Viloria was born out of the restless mind of Mario Viloria, a Venezuelan multi-instrumentalist whose sentimental education was forged between school choirs and the raw revelation of watching his cousin play a guitar at ten years old. His biggest influence: Nirvana.
The name Viloria was deliberately chosen to dodge genre tags. It exists solely to be “its own thing.”
The ghost of Luis Alberto Spinetta looms large here, serving as an ethical compass. Much like El Flaco, Mario treats the music and the author as an indivisible entity.
Early offerings, like the album Pez Que Fuma and tracks like “Si no estás” or “La Ciudad del Calor” create a sound of its own, much at large a successor to this Argentine rock tradition.
Viloria’s history doubles as cultural criticism. In 2019, while tracking “Algo que decir” in Chile, the project collided with a local scene paralyzed by what we diagnosed in our interview as a stultifying “national conservatism.”
In Santiago, original indie rock is forced underground, seeking refuge in living rooms because the public square remains obsessed with nostalgia acts and cover bands. Is it a lingering trauma of the dictatorship, or just late-stage globalization?

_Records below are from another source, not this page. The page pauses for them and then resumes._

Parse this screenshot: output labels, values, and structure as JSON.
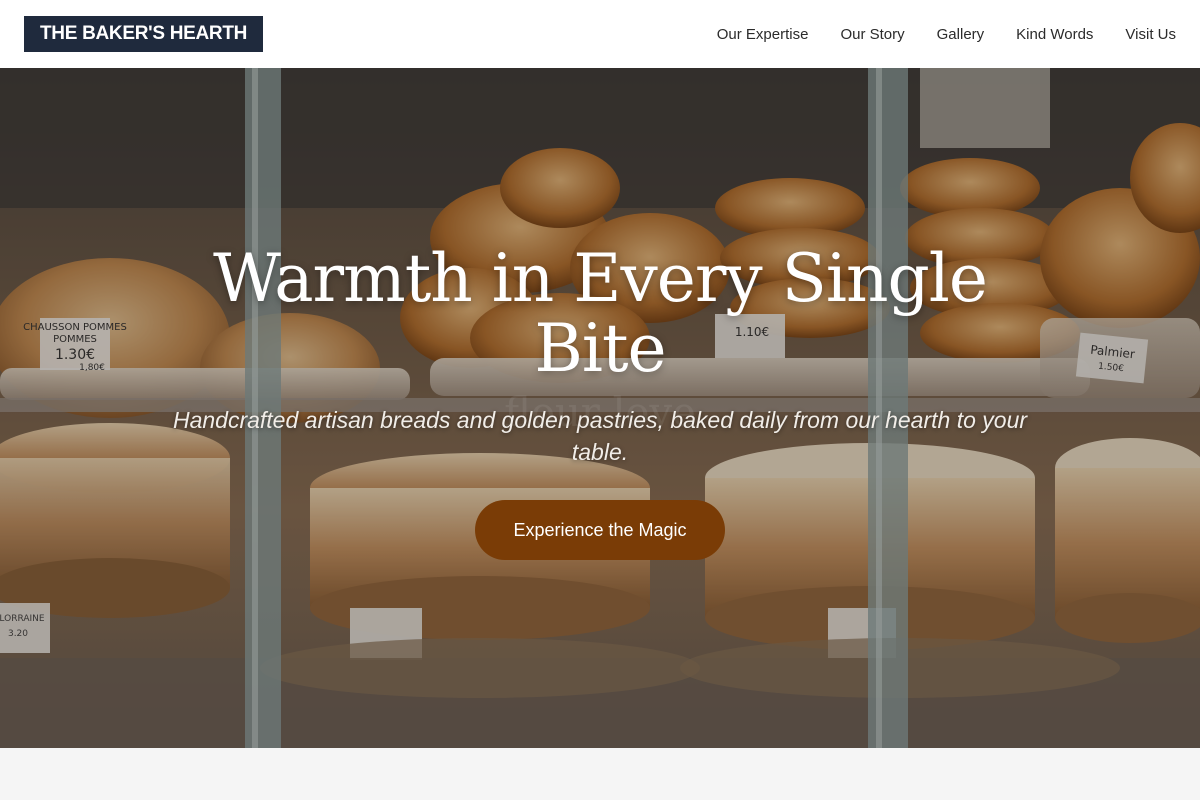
{
  "header": {
    "logo": "THE BAKER'S HEARTH",
    "nav": [
      {
        "label": "Our Expertise"
      },
      {
        "label": "Our Story"
      },
      {
        "label": "Gallery"
      },
      {
        "label": "Kind Words"
      },
      {
        "label": "Visit Us"
      }
    ]
  },
  "hero": {
    "title": "Warmth in Every Single Bite",
    "subtitle": "Handcrafted artisan breads and golden pastries, baked daily from our hearth to your table.",
    "cta_label": "Experience the Magic",
    "price_tags": {
      "tag1": "CHAUSSON POMMES",
      "tag1_price": "1.30€",
      "tag1_alt": "1,80€",
      "tag2": "1.10€",
      "tag3": "Palmier",
      "tag3_price": "1.50€",
      "tag4": "LORRAINE",
      "tag4_price": "3.20"
    },
    "watermark": "flour love"
  },
  "colors": {
    "logo_bg": "#1f2a3d",
    "cta_bg": "#7a3c06",
    "page_bg": "#f5f5f5"
  }
}
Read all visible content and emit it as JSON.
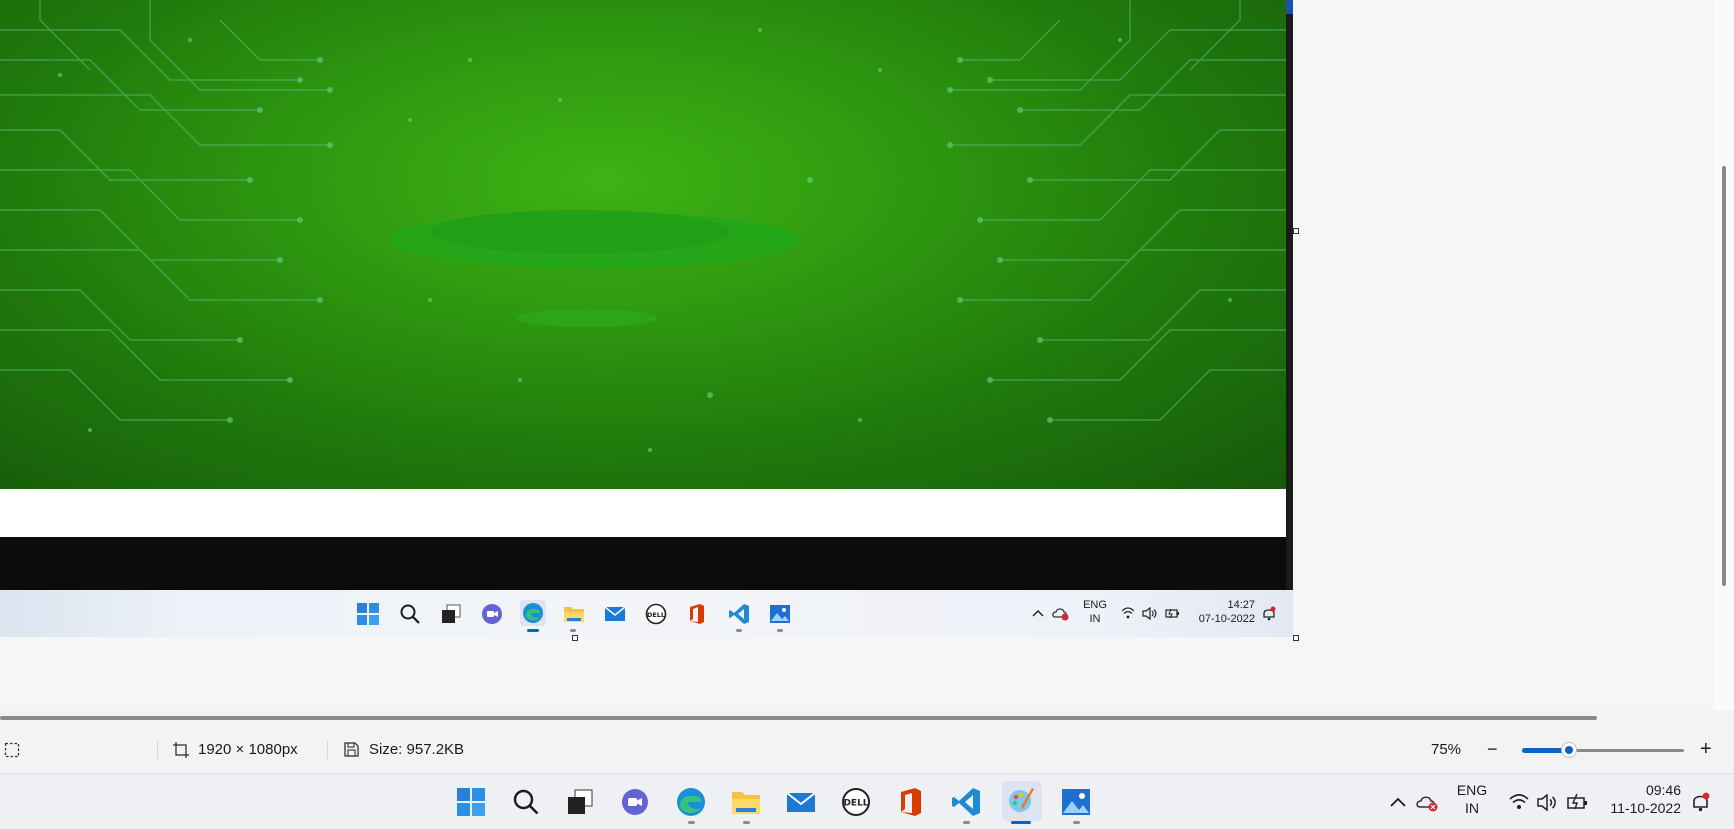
{
  "canvas": {
    "image_blurred": true
  },
  "inner_screenshot": {
    "taskbar": {
      "icons": [
        "windows-start-icon",
        "search-icon",
        "task-view-icon",
        "teams-chat-icon",
        "edge-icon",
        "file-explorer-icon",
        "mail-icon",
        "dell-icon",
        "office-icon",
        "vscode-icon",
        "photos-icon"
      ],
      "tray": {
        "language": "ENG",
        "region": "IN",
        "time": "14:27",
        "date": "07-10-2022"
      }
    }
  },
  "statusbar": {
    "dimensions": "1920 × 1080px",
    "size": "Size: 957.2KB",
    "zoom": "75%",
    "zoom_level_fraction": 0.29,
    "zoom_out_label": "−",
    "zoom_in_label": "+"
  },
  "taskbar": {
    "apps": [
      "windows-start",
      "search",
      "task-view",
      "teams-chat",
      "edge",
      "file-explorer",
      "mail",
      "dell",
      "office",
      "vscode",
      "paint",
      "photos"
    ],
    "tray": {
      "language": "ENG",
      "region": "IN",
      "time": "09:46",
      "date": "11-10-2022"
    }
  },
  "colors": {
    "accent": "#0b63c6",
    "image_green": "#2f9a10"
  }
}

Whatever the diagnosis, Mario’s cure was constant movement. If Santiago was the laboratory, Buenos Aires was the crucible. The Argentine capital became the “supreme” backdrop where Viloria finalized an album that is a sentient map of the Venezuelan diaspora that birthed it, triangulating coordinates between Maracaibo, New York, and Buenos Aires (with the track “Chacarita” serving as a direct sonic landmark).
But traveling with a band as immigrants is no easy task.

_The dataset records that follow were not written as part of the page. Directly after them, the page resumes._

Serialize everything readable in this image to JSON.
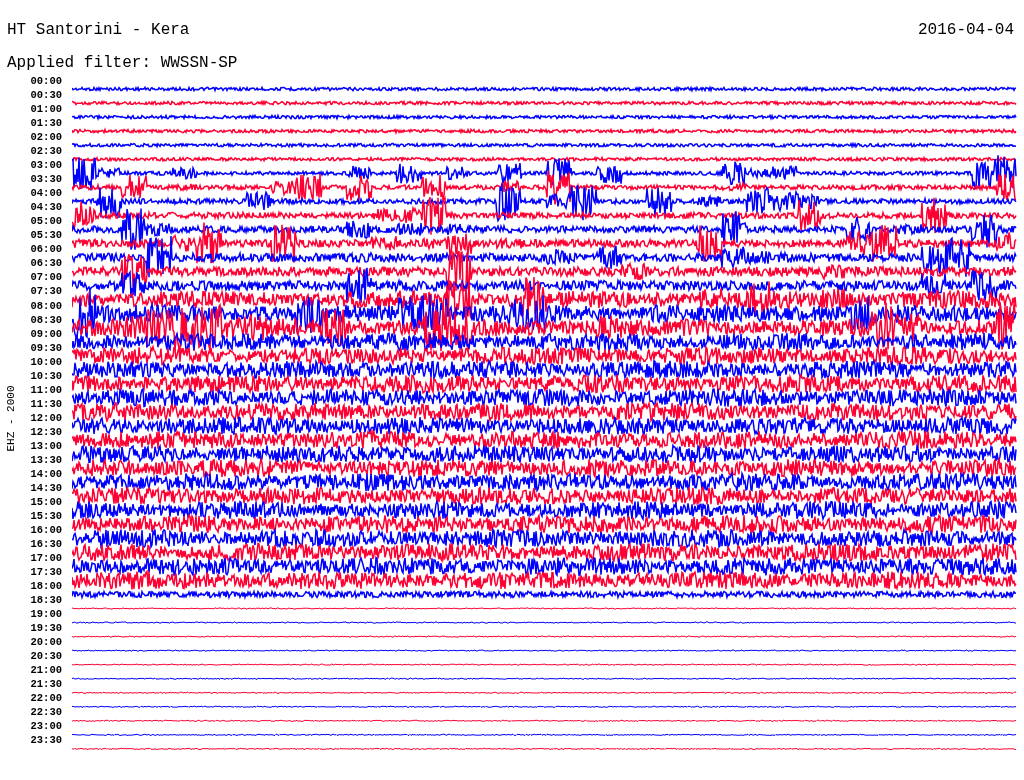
{
  "header": {
    "station": "HT Santorini - Kera",
    "date": "2016-04-04",
    "filter": "Applied filter: WWSSN-SP"
  },
  "helicorder": {
    "channel": "EHZ - 2000",
    "rows": [
      {
        "time": "00:00",
        "color": "#0000ff"
      },
      {
        "time": "00:30",
        "color": "#ff0033"
      },
      {
        "time": "01:00",
        "color": "#0000ff"
      },
      {
        "time": "01:30",
        "color": "#ff0033"
      },
      {
        "time": "02:00",
        "color": "#0000ff"
      },
      {
        "time": "02:30",
        "color": "#ff0033"
      },
      {
        "time": "03:00",
        "color": "#0000ff"
      },
      {
        "time": "03:30",
        "color": "#ff0033"
      },
      {
        "time": "04:00",
        "color": "#0000ff"
      },
      {
        "time": "04:30",
        "color": "#ff0033"
      },
      {
        "time": "05:00",
        "color": "#0000ff"
      },
      {
        "time": "05:30",
        "color": "#ff0033"
      },
      {
        "time": "06:00",
        "color": "#0000ff"
      },
      {
        "time": "06:30",
        "color": "#ff0033"
      },
      {
        "time": "07:00",
        "color": "#0000ff"
      },
      {
        "time": "07:30",
        "color": "#ff0033"
      },
      {
        "time": "08:00",
        "color": "#0000ff"
      },
      {
        "time": "08:30",
        "color": "#ff0033"
      },
      {
        "time": "09:00",
        "color": "#0000ff"
      },
      {
        "time": "09:30",
        "color": "#ff0033"
      },
      {
        "time": "10:00",
        "color": "#0000ff"
      },
      {
        "time": "10:30",
        "color": "#ff0033"
      },
      {
        "time": "11:00",
        "color": "#0000ff"
      },
      {
        "time": "11:30",
        "color": "#ff0033"
      },
      {
        "time": "12:00",
        "color": "#0000ff"
      },
      {
        "time": "12:30",
        "color": "#ff0033"
      },
      {
        "time": "13:00",
        "color": "#0000ff"
      },
      {
        "time": "13:30",
        "color": "#ff0033"
      },
      {
        "time": "14:00",
        "color": "#0000ff"
      },
      {
        "time": "14:30",
        "color": "#ff0033"
      },
      {
        "time": "15:00",
        "color": "#0000ff"
      },
      {
        "time": "15:30",
        "color": "#ff0033"
      },
      {
        "time": "16:00",
        "color": "#0000ff"
      },
      {
        "time": "16:30",
        "color": "#ff0033"
      },
      {
        "time": "17:00",
        "color": "#0000ff"
      },
      {
        "time": "17:30",
        "color": "#ff0033"
      },
      {
        "time": "18:00",
        "color": "#0000ff"
      },
      {
        "time": "18:30",
        "color": "#ff0033"
      },
      {
        "time": "19:00",
        "color": "#0000ff"
      },
      {
        "time": "19:30",
        "color": "#ff0033"
      },
      {
        "time": "20:00",
        "color": "#0000ff"
      },
      {
        "time": "20:30",
        "color": "#ff0033"
      },
      {
        "time": "21:00",
        "color": "#0000ff"
      },
      {
        "time": "21:30",
        "color": "#ff0033"
      },
      {
        "time": "22:00",
        "color": "#0000ff"
      },
      {
        "time": "22:30",
        "color": "#ff0033"
      },
      {
        "time": "23:00",
        "color": "#0000ff"
      },
      {
        "time": "23:30",
        "color": "#ff0033"
      }
    ]
  }
}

Arriving in the United States marked the project’s final molecular shift: the transition from a solo endeavor with hired guns to a genuine creative democracy.
Mario crossed paths with Sofía at a percussion showcase, and later recruited Derek after witnessing him execute a flawless shuffle at Gramps.
The band consolidated when they started incorporating their own ideas to the band’s new album and the dynamic of “pay per gig” came to an end. It was a living thing!
It’s within this collective friction that the magic happens, like a bassline improvised by Sofía that completely hijacked and dictated the direction of a new track.
The past forged this moment: his first project Página or the mythical, unreleased records of Los Cassettes, have been left in the rearview. Backed by a welcoming community of expatriate musicians like Cuba’s Alejandro Terra, Viloria sounds like the sum of its travels: precise, self-taught, and fiercely independent.
On May 24th, Vloria dropped “Fachada”, the lead single from their upcoming record. The sound is crisp, fresh and perfect for a summer listen, mixing Spanish and Portuguese in their chorus.
They also recently played for a benefic cause in Orlando, raising funds for a local legend who got deported by ICE
It is in this day and date that I feel certain that this band is going to make waves of long lasting impact: the metamorphosis is complete and it’s now active to unfold its full range of musical effects, one track, riff, and show at a time.
This interview was conducted entirely in Spanish, with a lot of references to bands and places that created a bond without preamble. It was one of my newfound favorite bands of this year and I feel lucky and grateful for their time.